Strategi Peningkatan Daya Beli Upaya Pemerintah dalam Penguatan Ekonomi Nasional

Oleh : Jodi Mahendra )*

Pemerintah terus berupaya menjaga momentum pertumbuhan ekonomi di tengah tekanan global dan dinamika geopolitik yang tidak menentu. Dalam menghadapi kuartal II tahun 2025, fokus utama diarahkan pada peningkatan daya beli masyarakat sebagai salah satu fondasi pemulihan dan penguatan ekonomi nasional. Langkah ini sejalan dengan target ambisius dalam Rencana Pembangunan Jangka Menengah Nasional (RPJMN) 2025–2029, yakni mencapai pertumbuhan ekonomi sebesar 8% per tahun.

Salah satu strategi konkret pemerintah adalah pemberian stimulus fiskal untuk mendorong konsumsi domestik.
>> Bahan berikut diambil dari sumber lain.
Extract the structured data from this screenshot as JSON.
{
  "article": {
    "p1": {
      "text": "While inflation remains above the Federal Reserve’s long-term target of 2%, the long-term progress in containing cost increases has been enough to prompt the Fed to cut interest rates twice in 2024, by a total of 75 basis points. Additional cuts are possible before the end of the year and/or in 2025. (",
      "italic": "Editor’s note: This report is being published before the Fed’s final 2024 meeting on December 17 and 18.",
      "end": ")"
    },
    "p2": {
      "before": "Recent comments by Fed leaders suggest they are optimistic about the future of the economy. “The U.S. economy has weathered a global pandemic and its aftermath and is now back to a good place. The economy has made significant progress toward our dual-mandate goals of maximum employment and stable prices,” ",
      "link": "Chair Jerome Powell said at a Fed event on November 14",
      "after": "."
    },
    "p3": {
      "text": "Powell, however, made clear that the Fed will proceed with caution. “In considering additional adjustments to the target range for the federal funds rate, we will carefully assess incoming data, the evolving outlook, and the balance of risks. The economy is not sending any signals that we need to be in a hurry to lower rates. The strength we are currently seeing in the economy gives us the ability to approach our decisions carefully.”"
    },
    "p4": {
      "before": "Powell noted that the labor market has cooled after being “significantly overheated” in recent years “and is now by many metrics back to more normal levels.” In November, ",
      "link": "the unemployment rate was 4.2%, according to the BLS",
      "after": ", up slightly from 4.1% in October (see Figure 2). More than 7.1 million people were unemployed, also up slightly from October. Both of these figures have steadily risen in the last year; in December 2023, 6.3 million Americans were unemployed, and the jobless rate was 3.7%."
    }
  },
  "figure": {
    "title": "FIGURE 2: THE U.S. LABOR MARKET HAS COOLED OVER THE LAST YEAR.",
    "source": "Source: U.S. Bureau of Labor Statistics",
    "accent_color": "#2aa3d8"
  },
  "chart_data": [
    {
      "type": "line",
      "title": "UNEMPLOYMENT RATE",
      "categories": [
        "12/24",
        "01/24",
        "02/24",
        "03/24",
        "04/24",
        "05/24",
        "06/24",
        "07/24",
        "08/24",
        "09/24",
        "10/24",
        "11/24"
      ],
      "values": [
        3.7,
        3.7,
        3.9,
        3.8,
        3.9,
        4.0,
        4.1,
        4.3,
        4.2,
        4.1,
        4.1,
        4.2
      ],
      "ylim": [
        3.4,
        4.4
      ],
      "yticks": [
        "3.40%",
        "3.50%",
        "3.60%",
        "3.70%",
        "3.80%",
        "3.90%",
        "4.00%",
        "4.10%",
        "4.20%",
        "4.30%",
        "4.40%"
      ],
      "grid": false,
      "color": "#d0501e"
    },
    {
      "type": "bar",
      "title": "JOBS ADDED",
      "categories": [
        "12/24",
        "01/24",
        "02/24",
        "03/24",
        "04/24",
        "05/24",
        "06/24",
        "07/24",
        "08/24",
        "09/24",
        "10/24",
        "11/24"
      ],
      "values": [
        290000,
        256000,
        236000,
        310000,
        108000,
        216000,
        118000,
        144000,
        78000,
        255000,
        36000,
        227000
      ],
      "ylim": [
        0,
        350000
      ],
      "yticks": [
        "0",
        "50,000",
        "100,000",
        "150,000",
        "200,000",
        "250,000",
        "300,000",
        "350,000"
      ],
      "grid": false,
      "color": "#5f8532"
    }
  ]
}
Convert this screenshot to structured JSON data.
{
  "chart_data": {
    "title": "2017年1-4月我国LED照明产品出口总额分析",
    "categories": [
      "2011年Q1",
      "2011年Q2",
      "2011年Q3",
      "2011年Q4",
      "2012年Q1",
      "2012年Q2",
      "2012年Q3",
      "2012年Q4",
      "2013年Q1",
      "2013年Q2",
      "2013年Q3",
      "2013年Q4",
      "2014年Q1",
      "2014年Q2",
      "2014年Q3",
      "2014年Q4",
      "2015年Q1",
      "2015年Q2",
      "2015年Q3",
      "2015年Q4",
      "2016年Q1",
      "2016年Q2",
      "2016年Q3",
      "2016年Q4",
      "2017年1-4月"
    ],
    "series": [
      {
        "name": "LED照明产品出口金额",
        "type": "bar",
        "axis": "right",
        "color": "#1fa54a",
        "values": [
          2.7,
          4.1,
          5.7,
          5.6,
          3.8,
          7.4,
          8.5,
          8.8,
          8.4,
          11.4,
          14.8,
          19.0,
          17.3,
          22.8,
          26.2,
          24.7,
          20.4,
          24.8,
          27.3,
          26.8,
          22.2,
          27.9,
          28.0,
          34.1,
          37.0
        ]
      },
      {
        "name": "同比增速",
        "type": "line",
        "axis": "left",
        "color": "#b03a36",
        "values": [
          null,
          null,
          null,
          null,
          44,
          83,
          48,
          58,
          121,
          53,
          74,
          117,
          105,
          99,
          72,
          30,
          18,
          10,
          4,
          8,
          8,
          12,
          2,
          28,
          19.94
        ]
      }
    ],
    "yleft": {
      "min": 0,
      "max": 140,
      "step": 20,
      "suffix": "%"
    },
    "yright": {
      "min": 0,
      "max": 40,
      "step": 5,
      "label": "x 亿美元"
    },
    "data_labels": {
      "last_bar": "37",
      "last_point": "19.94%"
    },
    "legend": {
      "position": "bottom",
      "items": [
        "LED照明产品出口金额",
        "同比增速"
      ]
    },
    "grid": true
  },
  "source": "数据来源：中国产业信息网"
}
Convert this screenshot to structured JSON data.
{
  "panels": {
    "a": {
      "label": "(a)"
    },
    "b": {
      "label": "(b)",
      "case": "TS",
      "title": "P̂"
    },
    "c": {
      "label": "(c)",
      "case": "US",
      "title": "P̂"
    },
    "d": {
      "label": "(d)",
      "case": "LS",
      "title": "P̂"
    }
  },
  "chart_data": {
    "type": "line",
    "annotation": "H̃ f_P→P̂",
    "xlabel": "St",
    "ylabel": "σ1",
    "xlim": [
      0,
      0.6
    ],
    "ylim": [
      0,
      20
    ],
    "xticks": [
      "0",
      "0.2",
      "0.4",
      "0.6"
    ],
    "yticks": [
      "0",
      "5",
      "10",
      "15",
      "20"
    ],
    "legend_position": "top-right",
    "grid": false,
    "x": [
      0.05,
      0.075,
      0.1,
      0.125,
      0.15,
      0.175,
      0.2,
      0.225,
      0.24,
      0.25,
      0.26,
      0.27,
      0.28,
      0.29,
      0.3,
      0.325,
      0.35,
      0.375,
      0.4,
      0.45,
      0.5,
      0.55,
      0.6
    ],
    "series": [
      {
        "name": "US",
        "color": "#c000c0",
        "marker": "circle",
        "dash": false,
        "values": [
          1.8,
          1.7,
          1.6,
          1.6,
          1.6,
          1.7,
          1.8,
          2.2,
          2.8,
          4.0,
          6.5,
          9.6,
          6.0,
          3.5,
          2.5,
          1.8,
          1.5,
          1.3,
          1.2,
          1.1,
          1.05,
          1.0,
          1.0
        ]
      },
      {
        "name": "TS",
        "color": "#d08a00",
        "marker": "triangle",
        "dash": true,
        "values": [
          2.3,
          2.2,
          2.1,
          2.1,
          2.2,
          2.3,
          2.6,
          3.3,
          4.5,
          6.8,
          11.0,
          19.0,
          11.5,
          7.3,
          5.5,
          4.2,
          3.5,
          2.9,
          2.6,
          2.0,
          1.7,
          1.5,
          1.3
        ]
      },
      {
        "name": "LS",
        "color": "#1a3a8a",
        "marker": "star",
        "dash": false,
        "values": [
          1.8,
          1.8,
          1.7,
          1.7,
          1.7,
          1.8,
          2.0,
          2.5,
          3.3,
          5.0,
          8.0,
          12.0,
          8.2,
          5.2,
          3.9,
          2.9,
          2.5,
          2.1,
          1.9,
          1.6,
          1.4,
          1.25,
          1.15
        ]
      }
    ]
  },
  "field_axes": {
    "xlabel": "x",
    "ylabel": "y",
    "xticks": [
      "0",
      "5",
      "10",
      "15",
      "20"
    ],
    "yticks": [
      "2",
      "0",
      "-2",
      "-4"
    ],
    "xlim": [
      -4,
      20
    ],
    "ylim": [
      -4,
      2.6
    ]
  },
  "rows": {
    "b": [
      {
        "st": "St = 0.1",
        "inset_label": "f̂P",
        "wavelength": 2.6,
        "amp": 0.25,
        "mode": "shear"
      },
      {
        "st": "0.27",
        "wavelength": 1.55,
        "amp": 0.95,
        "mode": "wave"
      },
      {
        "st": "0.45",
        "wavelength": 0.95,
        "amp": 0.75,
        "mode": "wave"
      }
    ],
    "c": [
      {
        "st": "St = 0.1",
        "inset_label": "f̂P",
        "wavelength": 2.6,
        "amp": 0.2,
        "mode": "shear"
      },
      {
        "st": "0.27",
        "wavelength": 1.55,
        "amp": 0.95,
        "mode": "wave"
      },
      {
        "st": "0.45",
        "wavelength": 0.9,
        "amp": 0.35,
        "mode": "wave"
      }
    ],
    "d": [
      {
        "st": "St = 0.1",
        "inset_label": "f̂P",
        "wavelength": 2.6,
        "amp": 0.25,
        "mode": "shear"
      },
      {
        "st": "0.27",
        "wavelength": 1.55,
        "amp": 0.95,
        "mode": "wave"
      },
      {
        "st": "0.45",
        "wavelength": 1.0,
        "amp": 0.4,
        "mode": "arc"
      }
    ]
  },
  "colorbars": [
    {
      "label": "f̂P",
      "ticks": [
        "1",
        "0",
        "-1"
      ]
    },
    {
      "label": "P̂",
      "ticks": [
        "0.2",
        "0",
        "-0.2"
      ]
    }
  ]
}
Pada awal tahun 2025, pemerintah menggulirkan sejumlah kebijakan seperti optimalisasi bantuan sosial dan pencairan Tunjangan Hari Raya (THR) bagi Aparatur Sipil Negara (ASN), yang dicairkan lebih awal yakni pada Maret 2025. Stimulus ini diharapkan dapat menstimulasi konsumsi rumah tangga, terlebih di momen penting seperti Ramadan dan Idul Fitri.

Tak hanya itu, pemerintah juga meluncurkan program makan bergizi gratis (MBG) yang telah dimulai sejak Januari 2025. Program ini menyasar kelompok masyarakat rentan dan pelajar sebagai bagian dari upaya memperkuat kualitas sumber daya manusia sembari menggerakkan ekonomi lokal melalui sektor pangan.

Menteri Koordinator Bidang Perekonomian Airlangga Hartarto mengatakan bahwa strategi-strategi tersebut dirancang sebagai bagian dari orkestrasi kebijakan fiskal dan moneter yang pro-growth. Selain itu, mempercepat realisasi belanja pemerintah termasuk bansos, THR, serta subsidi harga pangan agar konsumsi masyarakat tidak tergerus oleh tekanan inflasi.

Lebih lanjut, pihaknya juga menyatakan pentingnya menjaga daya beli kelas menengah, yang merupakan motor penggerak utama ekonomi Indonesia. Selain itu, pemerintah juga terus memperluas akses pendidikan dan kesehatan bagi masyarakat melalui program Kartu Indonesia Pintar dan Jaminan Kesehatan Nasional.

Sebelumnya, pemerintah Indonesia menargetkan pertumbuhan ekonomi tahun 2025 sebesar 8%. Untuk mendukung pencapaian tersebut, strategi yang diterapkan pemerintah fokus pada penguatan daya beli masyarakat, memperkuat sektor riil, serta menciptakan iklim usaha yang lebih produktif dan efisien. Dalam kuartal II 2025, pemerintah melanjutkan kebijakan stimulus fiskal yang sudah dimulai sejak awal tahun, terutama melalui percepatan realisasi belanja negara, program bantuan sosial, dan dukungan terhadap konsumsi masyarakat. Stimulus ini bertujuan agar daya beli tetap terjaga di tengah tantangan global dan ketidakpastian ekonomi.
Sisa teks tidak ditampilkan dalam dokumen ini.